Chimps are not the only primates recently coming down with Sarcina. Since 2010, there has been a surge of cases of the bacterium turning up in human patients, often ones that have undergone bariatric surgery, mostly in the U.S. Clinicians have primarily diagnosed S. ventriculi based on appearance rather than genetics, however, making it impossible to say which species people are actually being infected by. But some human cases of Sarcina infection, including one fatal one, have presented with “eerily similar” effects to those seen in chimps, Owens says.
“The question is: Is this an emerging new pathogen that is different than the Sarcina we think we know?” she says. “Or is there something about the host that’s changing, that’s allowing them to get infected and sick from this?”
Owens and Goldberg hypothesize that there is a diversity of unrecognized Sarcina species, some of which are benign and some of which are opportunistic pathogens. The challenge, now, will be to untangle those different species, determine how the virulent ones are causing disease and tease out which environmental triggers inside or outside the body predispose certain primates to infection. Answering these questions could not only help protect an endangered species but people as well. As Owens says, “Chimps are basically us, genetically.”

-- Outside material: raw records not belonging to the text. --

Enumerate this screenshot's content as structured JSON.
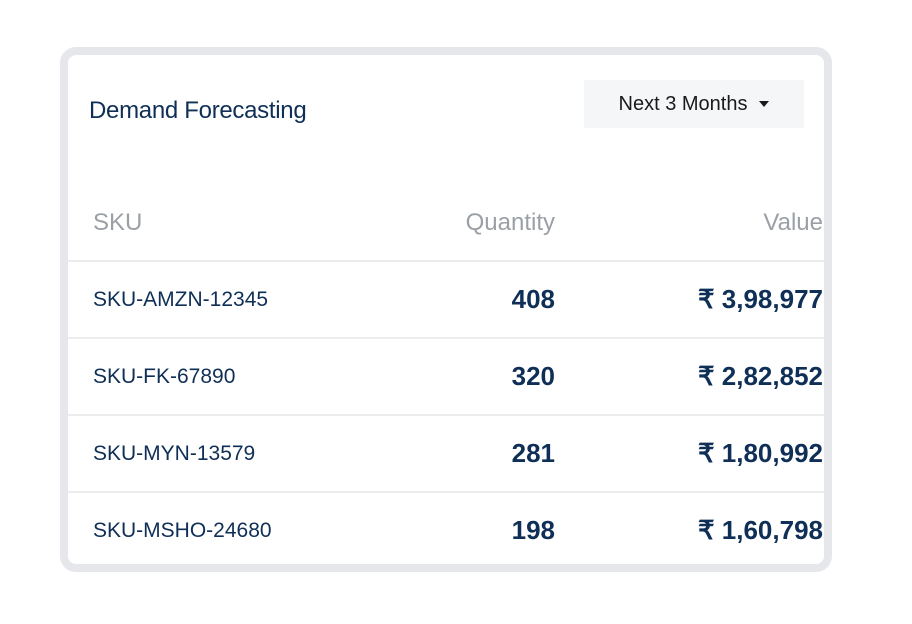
{
  "header": {
    "title": "Demand Forecasting",
    "period_dropdown": "Next 3 Months"
  },
  "table": {
    "columns": [
      "SKU",
      "Quantity",
      "Value"
    ],
    "rows": [
      {
        "sku": "SKU-AMZN-12345",
        "quantity": "408",
        "value": "₹ 3,98,977"
      },
      {
        "sku": "SKU-FK-67890",
        "quantity": "320",
        "value": "₹ 2,82,852"
      },
      {
        "sku": "SKU-MYN-13579",
        "quantity": "281",
        "value": "₹ 1,80,992"
      },
      {
        "sku": "SKU-MSHO-24680",
        "quantity": "198",
        "value": "₹ 1,60,798"
      }
    ]
  },
  "colors": {
    "title": "#0f2f57",
    "header_text": "#9aa0a6",
    "card_border": "#e5e7eb"
  }
}
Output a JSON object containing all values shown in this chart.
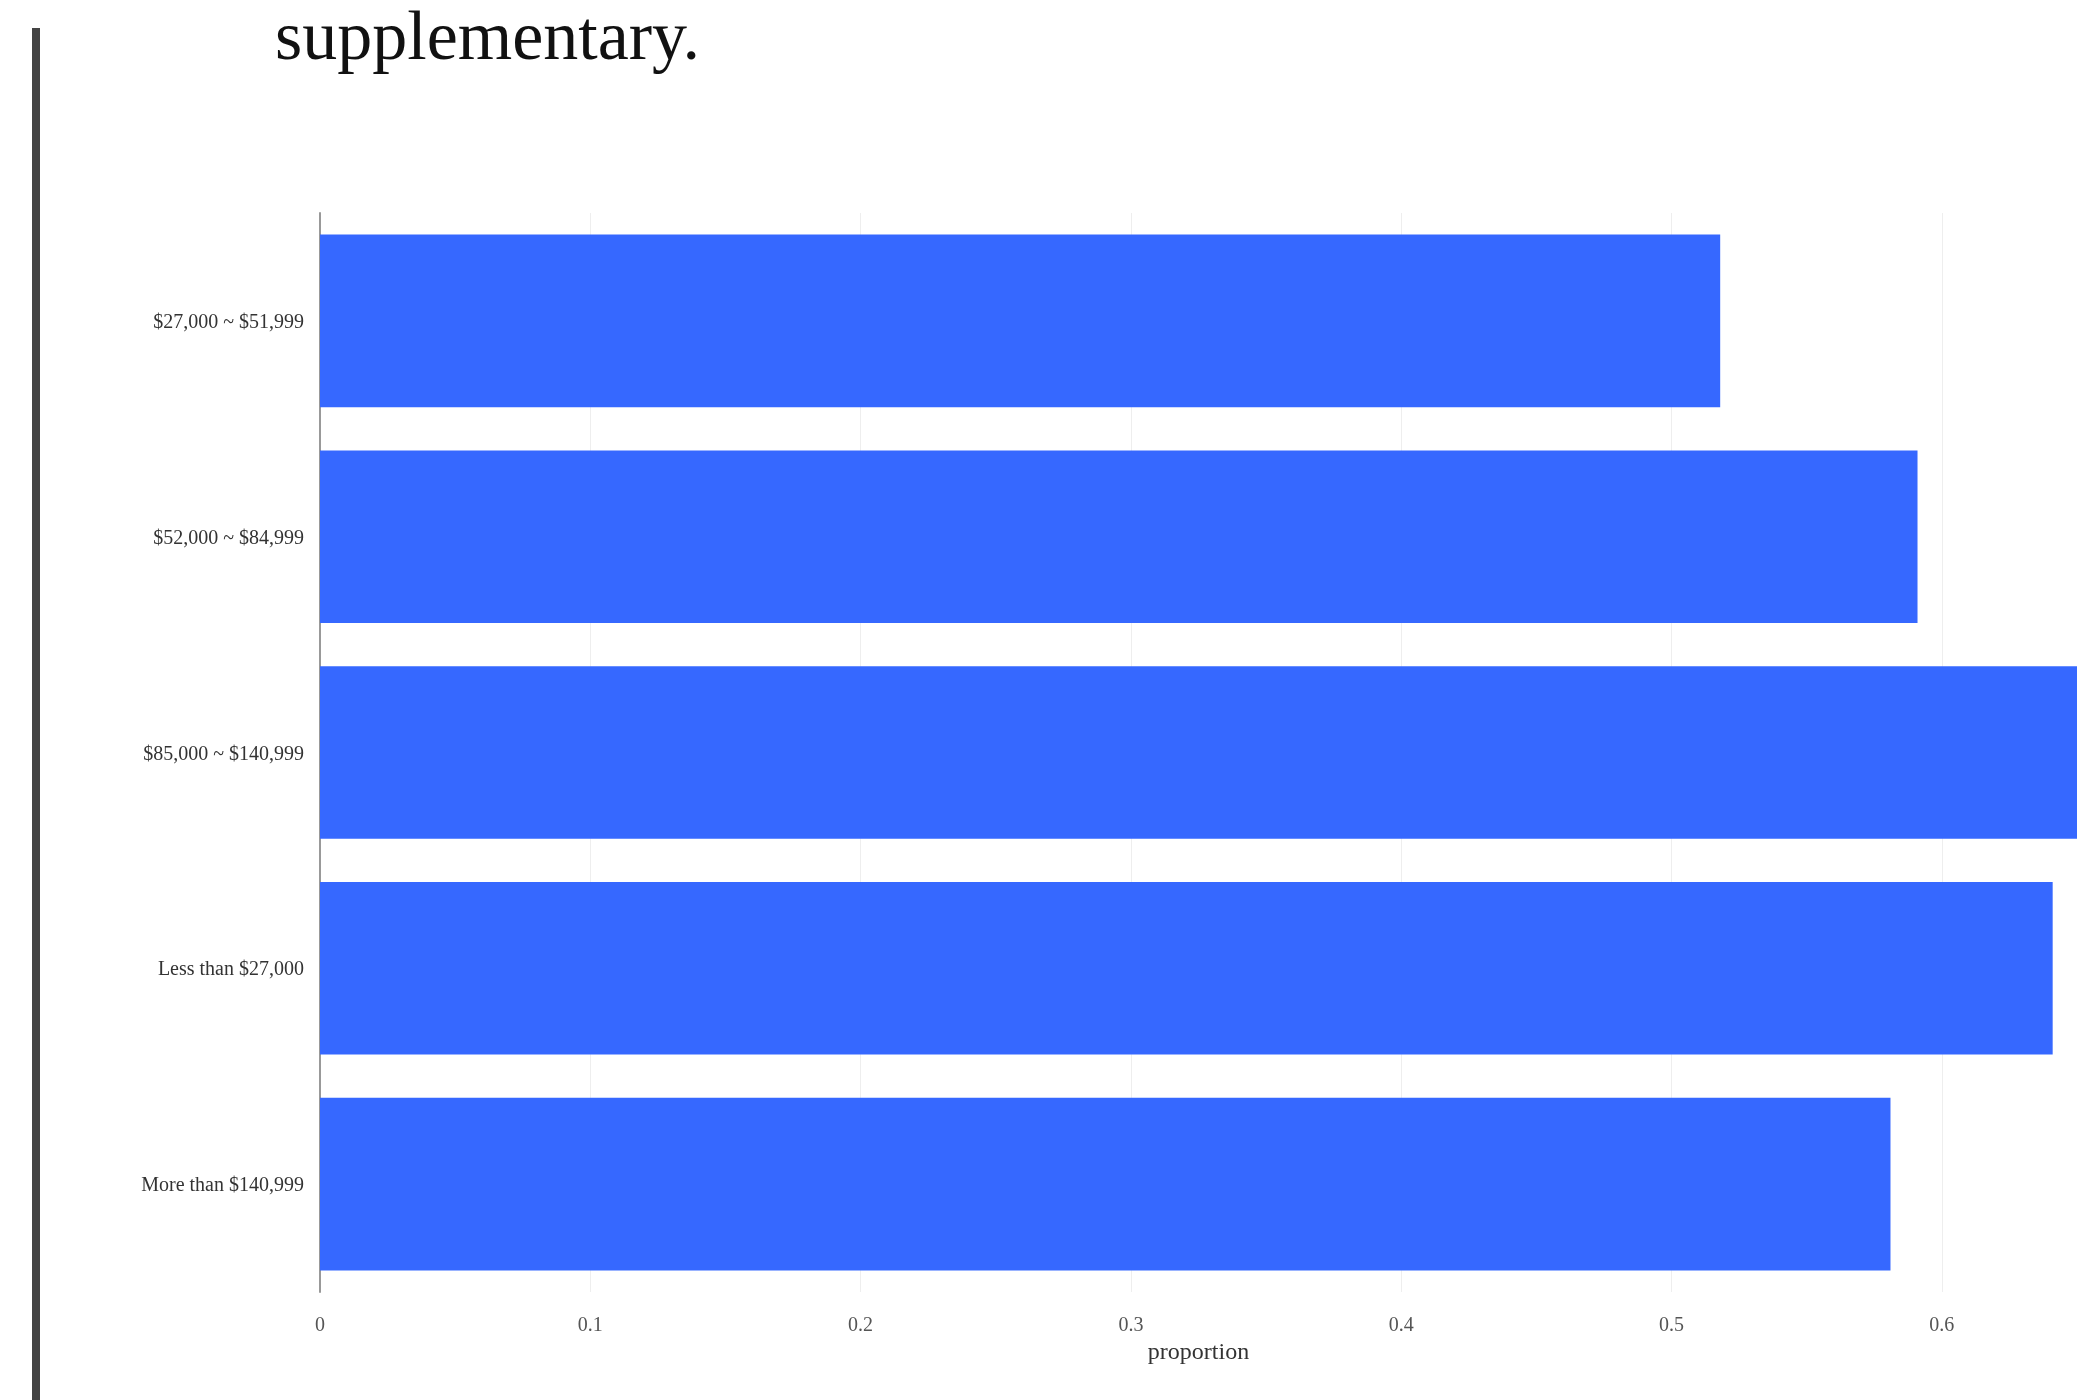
{
  "chart_data": {
    "type": "bar",
    "orientation": "horizontal",
    "annotations": [
      "supplementary."
    ],
    "categories": [
      "$27,000 ~ $51,999",
      "$52,000 ~ $84,999",
      "$85,000 ~ $140,999",
      "Less than $27,000",
      "More than $140,999"
    ],
    "values": [
      0.518,
      0.591,
      0.65,
      0.641,
      0.581
    ],
    "color": "#3668ff",
    "xlim": [
      0,
      0.65
    ],
    "xticks": [
      0,
      0.1,
      0.2,
      0.3,
      0.4,
      0.5,
      0.6
    ],
    "xlabel": "proportion",
    "grid": "x"
  }
}
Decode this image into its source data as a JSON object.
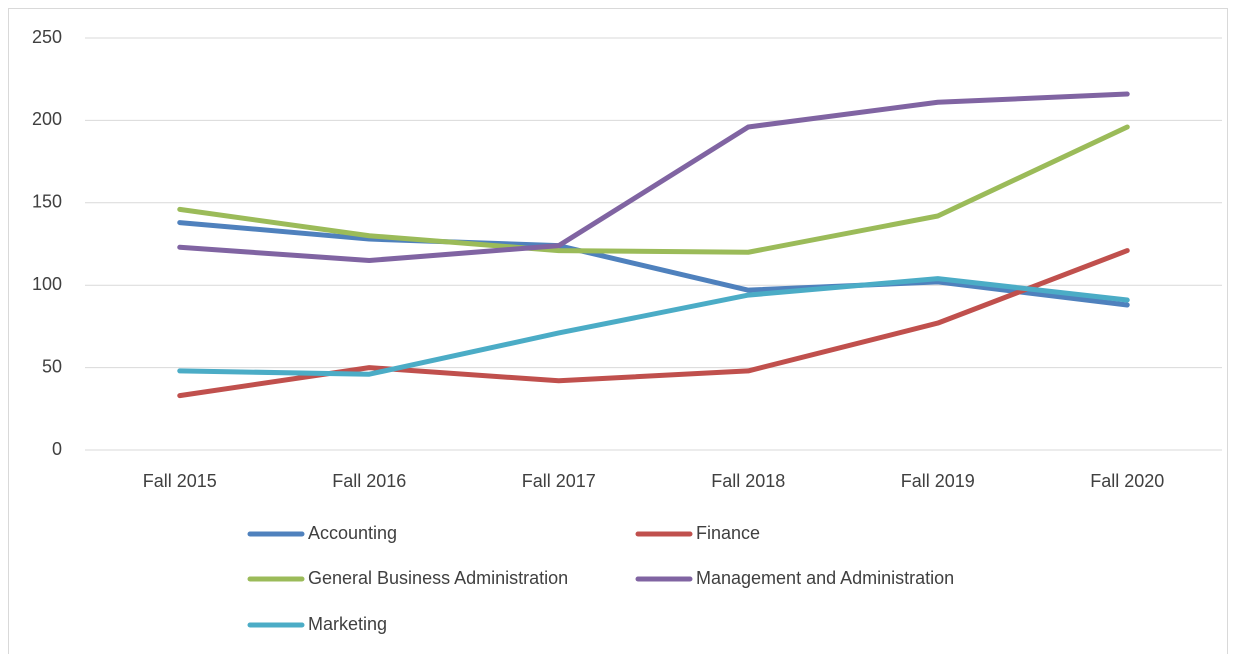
{
  "chart_data": {
    "type": "line",
    "categories": [
      "Fall 2015",
      "Fall 2016",
      "Fall 2017",
      "Fall 2018",
      "Fall 2019",
      "Fall 2020"
    ],
    "series": [
      {
        "name": "Accounting",
        "color": "#4f81bd",
        "values": [
          138,
          128,
          124,
          97,
          102,
          88
        ]
      },
      {
        "name": "Finance",
        "color": "#c0504d",
        "values": [
          33,
          50,
          42,
          48,
          77,
          121
        ]
      },
      {
        "name": "General Business Administration",
        "color": "#9bbb59",
        "values": [
          146,
          130,
          121,
          120,
          142,
          196
        ]
      },
      {
        "name": "Management and Administration",
        "color": "#8064a2",
        "values": [
          123,
          115,
          124,
          196,
          211,
          216
        ]
      },
      {
        "name": "Marketing",
        "color": "#4bacc6",
        "values": [
          48,
          46,
          71,
          94,
          104,
          91
        ]
      }
    ],
    "ylim": [
      0,
      250
    ],
    "yticks": [
      0,
      50,
      100,
      150,
      200,
      250
    ],
    "grid": true,
    "legend": "bottom"
  }
}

The findings also raise questions—and hope—for how to best go about treating Tacugama’s primate residents for ENGS. “This study represents a starting point to guide further investigations in the unfortunate likelihood of future cases, and offers ideas for tailoring treatment interventions,” says Livia Patrono, a veterinarian and postdoctoral researcher in primate infectious disease at the Robert Koch Institute in Berlin, who was not involved in the work.
Already, Tacugama’s veterinarians are changing their approach to treatment. Jackson, unlike any infected chimps before, is being given probiotics and a special diet, in addition to targeted antibiotics. “Before, we were lost, trying to focus on everything,” Pizarro says. “Now we know what we have to protect against.”